Rien ne sert de courir, il faut partir à point. C’est ainsi que commence le célèbre récit de Jean de La Fontaine « Le Lièvre et la Tortue » édité en 1668. Retranscription d’un récit de l’antiquité attribué au grec Esope, la fable décrit improbable compétition entre les deux animaux, l’un réputé pour sa vitesse, l’autre connu pour sa proverbiale lenteur. Sur de sa supériorité, le lièvre néglige la course, dort ou vogue à d’autres occupations avant d’entreprendre le parcours. La tortue, humble et persévérante, se lance immédiatement dans la course et reste concentrée sur son objectif jusqu’au bout. Lorsque le lièvre s’aperçoit qu’elle est sur le point de franchir la ligne d’arrivée, il s’élance enfin, il bondit aussi vite qu’il le peut pour tenter de dépasser sa rivale sur le fil. En vain. Il est battu, humilié.

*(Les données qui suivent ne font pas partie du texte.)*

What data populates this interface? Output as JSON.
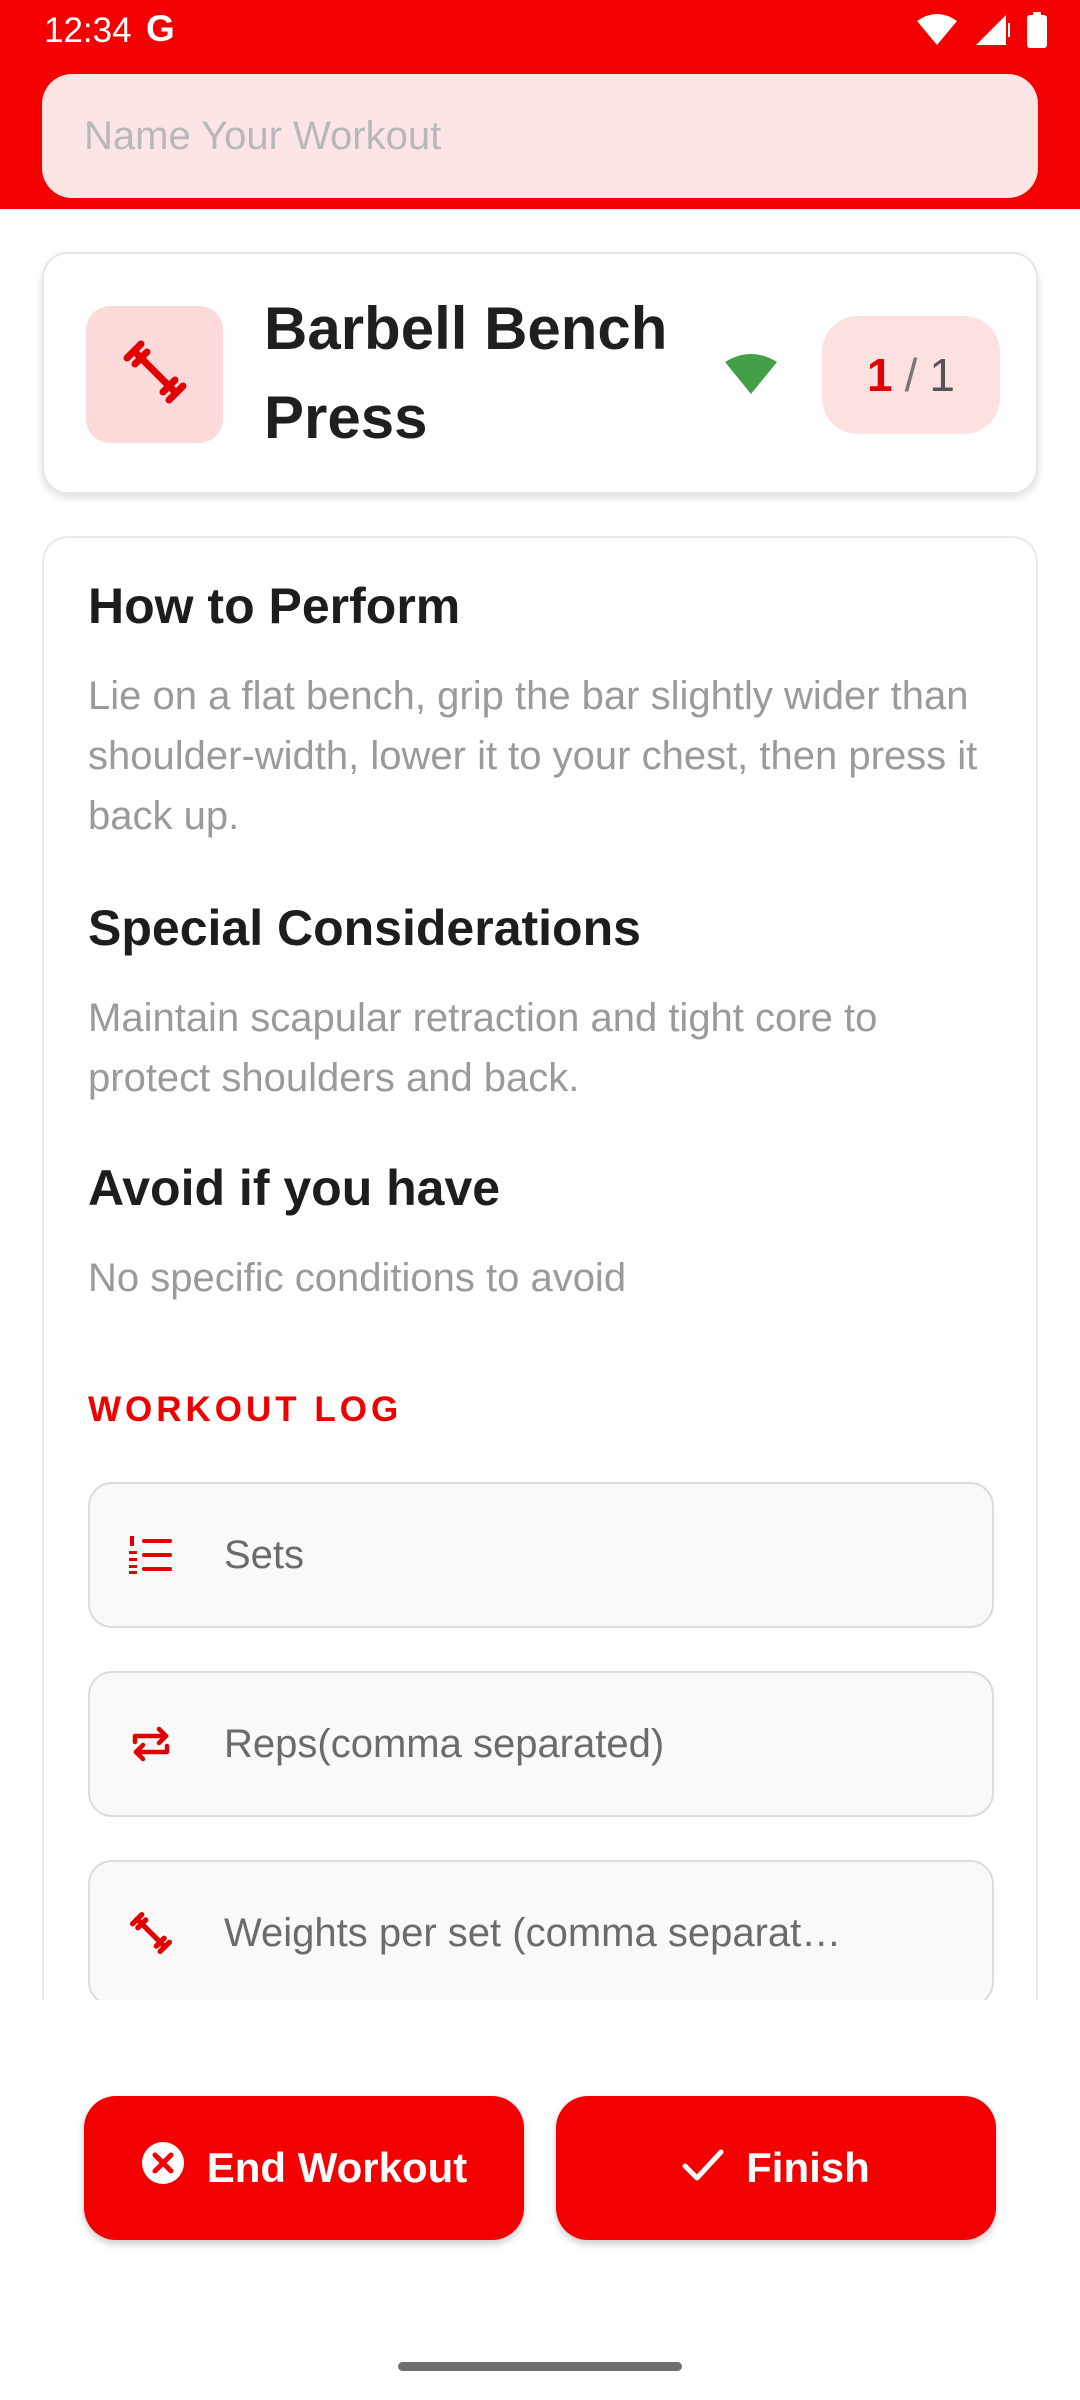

Fin 2018, on apprenait d’une publication du Forum économique mondial, que la Suisse avait perdu son statut de pays le plus compétitif au monde. En tête du classement depuis 2009, elle chute aujourd’hui à la quatrième place. La chute est certes relative et le positionnement toujours excellent. Elle est essentiellement due à un changement dans la méthode de calcul et dans l’introduction de 60  nouveaux indicateurs sur les 100 qui composent l’indice. Et là est peut-être tout l’intérêt de cette information. Parmi ces nouveaux indicateurs sont mentionnées les nouvelles technologies, la capacité à fabriquer des idées, la culture entrepreneuriale, l’ouverture et l’agilité économique. Divisés en douze axes principaux, l’indice couvre tous les éléments impliqués dans les processus d’innovation. La Suisse n’arrive en tête d’aucun de ces douze axes majeurs, mais, rassurons-nous, reste en première place de l’indice « efficacité des chemins de fer ».

Selon le rapport, la Suisse a notamment pris du retard dans l’adoption des technologies de l’information, à savoir la numérisation de la vie quotidienne et des services publics, bref dans tout ce qui peut se faire directement sur un smartphone.

Qu’en est-il dans le secteur de la construction. Sûrs de nos compétences et de la qualité incomparable de nos bâtiments, nous avons longtemps observé avec complaisance nos voisins, bien souvent sans jamais avoir réellement participé ou même observé de près, un projet à l’étranger. Qu’il s’agisse d’installations techniques, de physique du bâtiment, de gestion de chantier ou de sécurité, nous nous montrions très confiants en nos propres capacités: « Y’en a point comme nous! », gloussions-nous. Aujourd’hui, la présence étrangère dans l’encadrement de projets suisses et les collaborations internationales sont plus fréquentes. Souvent, le constat n’est pas glorieux. La sécurité sur nos chantiers laisse à désirer, les méthodes sont parfois dépassées, le BIM n’en est qu’à ses balbutiements alors qu’il est usuel ailleurs, le LEAN et la numérisation en général font à peine leurs premiers pas et nous devons le plus souvent faire appels à des prestataires européens pour nous aider à leur mise en place.

Nous nous pensions tortue, nous voilà lièvre!